Published on by KANYARWANDA

Nahimana Ferdinand et sa famille ont écrit au Président du TPIR

 

Ferdinand Nahimana

05.01.2011: Suite à la lourde peine imposée à Nahimana Ferdinand, ce dernier, de sa prison de Koulikoro (lire la lterre de Nahimana Ferdinand) au Mali ainsi que sa famille (Lire la lettre de la Famille Nahimana) ont écrit au Président du TPIR.

Mercredi 28 novembre 2007, Les Juges de la Chambre d’appel du Tribunal de l'ONU ( TPIR- Arusha) ont acquitté Nahimana de tous les chefs d’accusations retenus contre lui par la Chambre de première instance en vertu de l’article 6.1
du statut de ce tribunal. Cet article est relatif à la responsabilité pénale individuelle. Ainsi, il a été acquitté du crime d’entente en vue de commettre le génocide, de génocide, d’incitation directe et publique à commettre le génocide, de persécution et d’extermination.

Lors de cette condamnation, le juge Theodor Meron trouvait que la Chambre d’Appel a exagéré (4): « La conclusion est que la preuve reliant Nahimana à une attaque généralisée repose seulement sur deux sources : premièrement, quelques émissions d’après le 6 avril que la Chambre d’appel estime elle-même être à elles seules insuffisantes pour établir qu’une telle attaque a eu lieu ; et deuxièmement, aucun discours de haine de nature criminelle comme je l’ai discuté ne pourrait servir de base, en tout ou en partie, pour une condamnation. Par conséquent, la condamnation de Nahimana pour persécution est fondée sur une base extrêmement faible; elle ne doit pas être maintenue.

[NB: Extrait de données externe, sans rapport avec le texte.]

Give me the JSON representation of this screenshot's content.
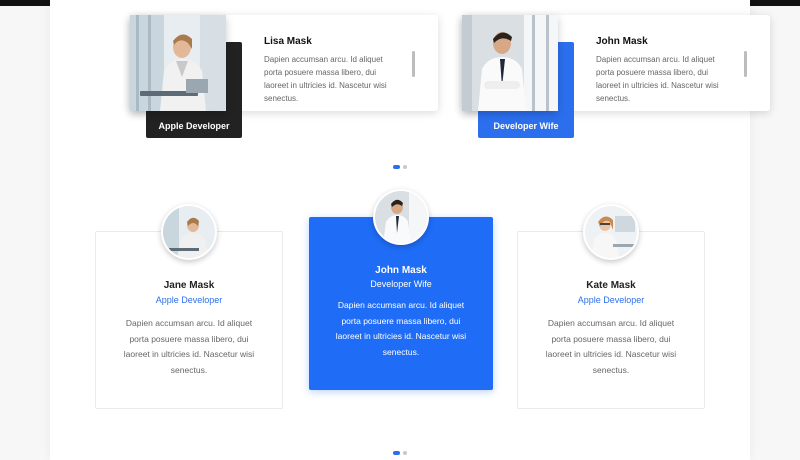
{
  "top_cards": [
    {
      "name": "Lisa Mask",
      "text": "Dapien accumsan arcu. Id aliquet porta posuere massa libero, dui laoreet in ultricies id. Nascetur wisi senectus.",
      "role": "Apple Developer"
    },
    {
      "name": "John Mask",
      "text": "Dapien accumsan arcu. Id aliquet porta posuere massa libero, dui laoreet in ultricies id. Nascetur wisi senectus.",
      "role": "Developer Wife"
    }
  ],
  "bottom_cards": [
    {
      "name": "Jane Mask",
      "role": "Apple Developer",
      "text": "Dapien accumsan arcu. Id aliquet porta posuere massa libero, dui laoreet in ultricies id. Nascetur wisi senectus."
    },
    {
      "name": "John Mask",
      "role": "Developer Wife",
      "text": "Dapien accumsan arcu. Id aliquet porta posuere massa libero, dui laoreet in ultricies id. Nascetur wisi senectus."
    },
    {
      "name": "Kate Mask",
      "role": "Apple Developer",
      "text": "Dapien accumsan arcu. Id aliquet porta posuere massa libero, dui laoreet in ultricies id. Nascetur wisi senectus."
    }
  ],
  "colors": {
    "accent": "#1f6cf6",
    "dark_tag": "#222222"
  },
  "carousels": {
    "top": {
      "active_page": 1,
      "page_count": 2
    },
    "bottom": {
      "active_page": 1,
      "page_count": 2
    }
  }
}
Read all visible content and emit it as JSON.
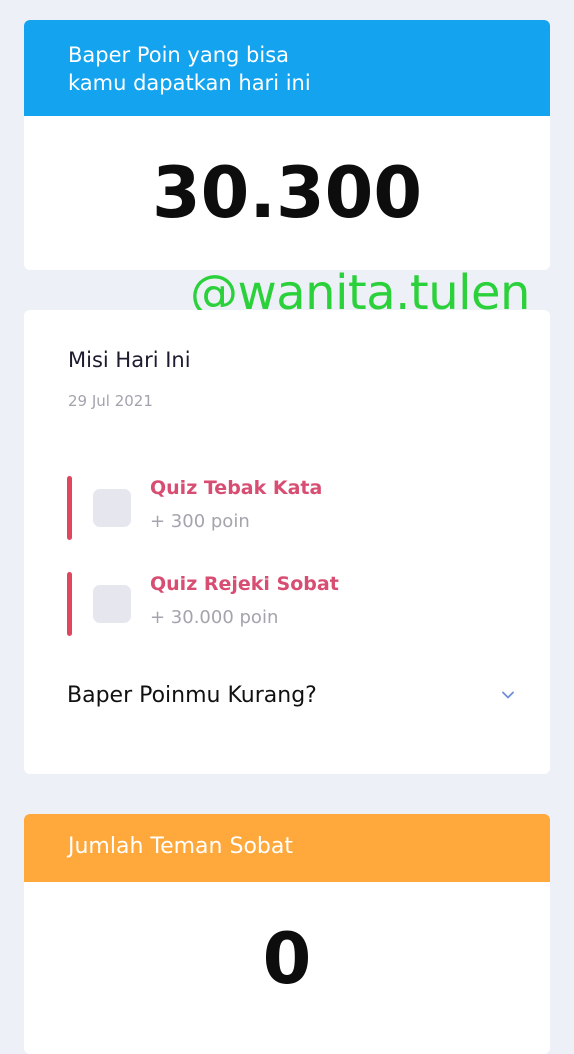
{
  "points_card": {
    "header_line1": "Baper Poin yang bisa",
    "header_line2": "kamu dapatkan hari ini",
    "value": "30.300",
    "header_color": "#14a3ee"
  },
  "watermark": "@wanita.tulen",
  "missions_card": {
    "title": "Misi Hari Ini",
    "date": "29 Jul 2021",
    "missions": [
      {
        "title": "Quiz Tebak Kata",
        "reward": "+ 300 poin"
      },
      {
        "title": "Quiz Rejeki Sobat",
        "reward": "+ 30.000 poin"
      }
    ],
    "accordion_label": "Baper Poinmu Kurang?",
    "accordion_icon": "chevron-down-icon",
    "accent_color": "#e0475f"
  },
  "friends_card": {
    "header": "Jumlah Teman Sobat",
    "value": "0",
    "header_color": "#ffa83b"
  }
}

Pour les raisons qui précèdent, je crois que la Chambre d’appel aurait dû annuler la condamnation de Nahimana pour persécution. Puisque j’aurais annulé la condamnation de Nahimana pour persécution, je crois que seule la condamnation pour incitation directe et publique pour commettre le génocide en vertu de l’article 6(3), sur la base de certaines émissions de la RTLM après le 6 avril, pourrait être maintenue contre lui. Mais, malgré la gravité de ce crime, il faut noter que Nahimana n’a personnellement tué personne et n’a personnellement pas fait de déclarations qui constituent une incitation.

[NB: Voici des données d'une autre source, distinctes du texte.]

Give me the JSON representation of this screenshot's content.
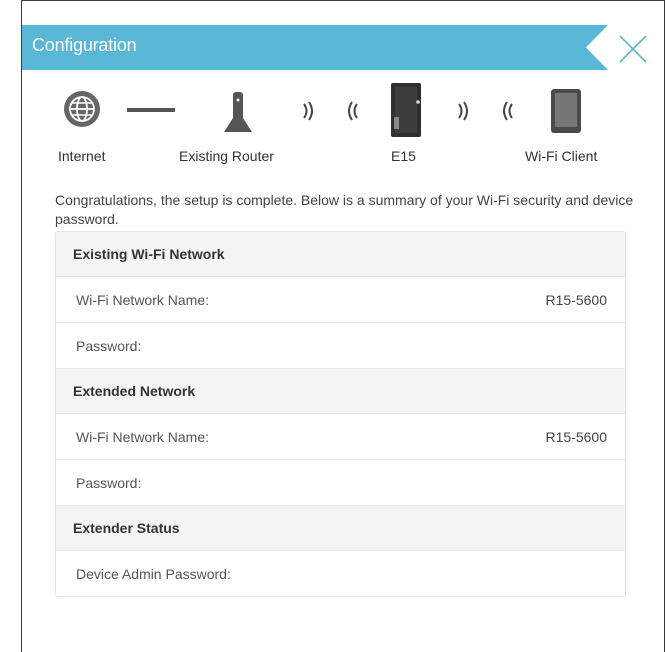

À la lumière de ces faits, je crois que la sentence lui imposée est trop sévère en relation avec sa propre culpabilité et comparée aux sentences prononcées par la Chambre d’appel contre Barayagwiza et Ngeze qui ont commis des crimes plus graves. En conséquence, je suis opposé à la peine imposée à Nahimana » (5).

Maître Jean-Marie Biju-Duval a lui aussi déclaré que « vous ne trouverez aucune décision des tribunaux internationaux condamnant quelqu’un à 30 ans pour omission »(6).

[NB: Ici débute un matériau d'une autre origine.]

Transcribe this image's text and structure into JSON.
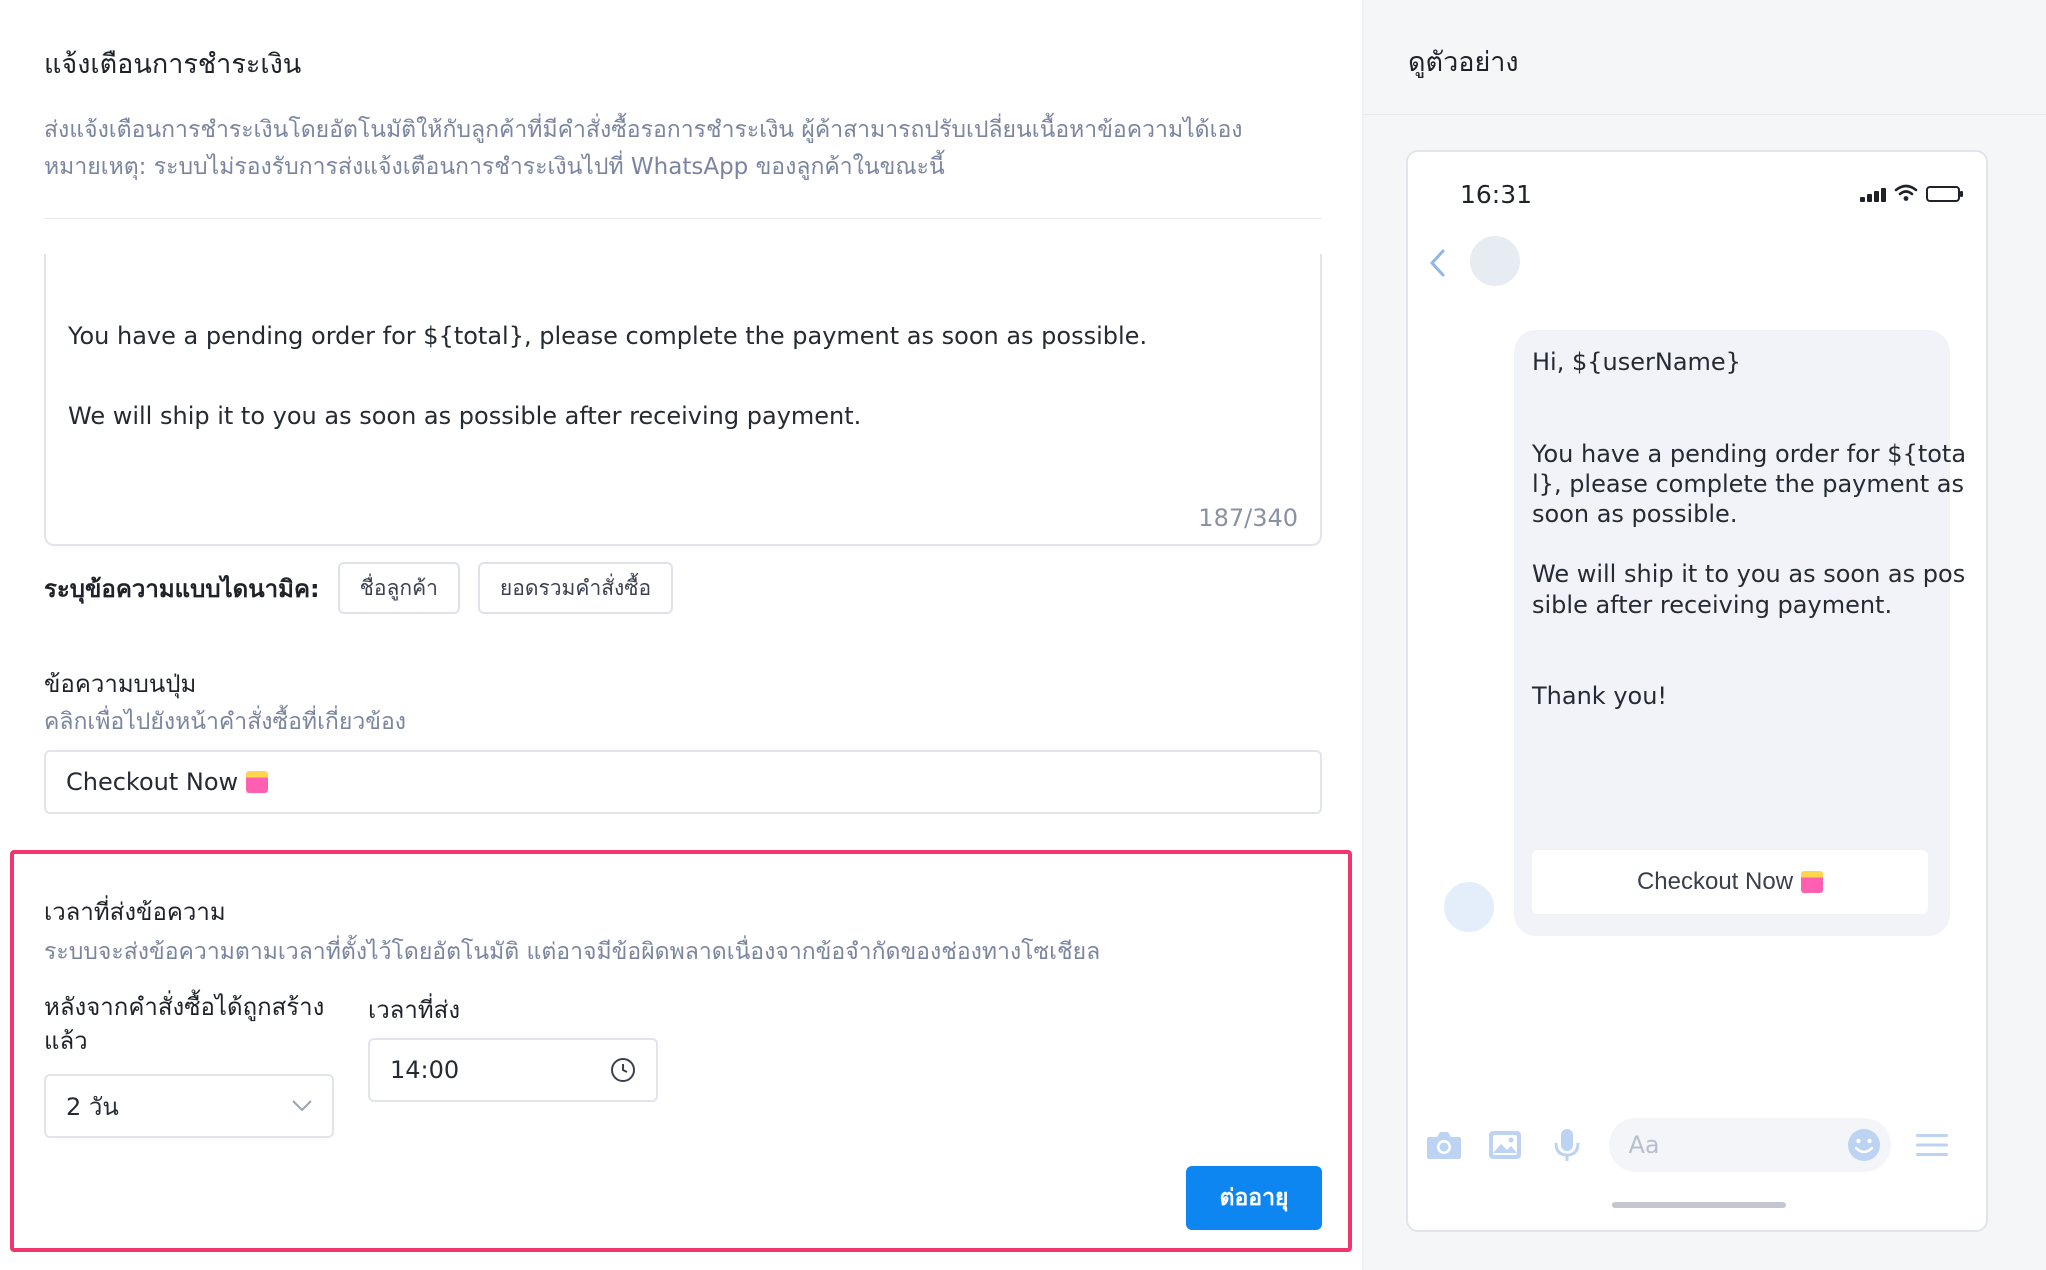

La lourde peine imposée à Nahimana semble avoir été dictée par une certaine volonté de frapper dur quelques personnalités aux mains du TPIR pour les empêcher de participer de nouveau à la vie de leur pays.

Footnotes

(4) Le Juge Theodor Meron de nationalité américaine a fait une dissidence essentiellement pour montrer qu’il est injuste de condamner Nahimana pour crime de persécution ; de surcroît, que la peine de 30 ans lui imposée est inacceptable.

 

(5) Il s’agit d’une traduction libre du texte original anglais suivant: “The conclusion, then, is that the evidence of Nahimana’s connection to a widespread attack rests on only two sources: first, certain post-6 April broadcasts, which the Appeals Chamber itself deemed insufficient when considered alone, to establish that such an attack took place; and, second, non-criminal hate speech, which I have argued should not form the basis, in whole or in part, of any conviction. Nahimana’s conviction for persecution is thus left on extremely weak footing and cannot stand.

For the foregoing reasons, I believe that the Appeals Chamber should have reversed Nahimana’s conviction for persecution. Because I would reverse the conviction of Appellant Nahimana for persecution, I believe that the only conviction against him that can stand is for direct and public incitement to commit genocide under Article 6(3) and based on certain post-6 April broadcasts. Despite the severity of this crime, Nahimana did not personally kill anyone and did not personally make statements that constituted incitement. In light of these facts, I believe that the sentence imposed is too harsh, both in relation to Nahimana’s own culpability and to the sentences meted out by the Appeals Chamber to Barayagwiza and Ngeze, who committed graver crimes. Therefore, I dissent from Nahimana’s sentence”.

(6) Déclaration faite à l’Agence Hirondelle, le 29 novembre 2007.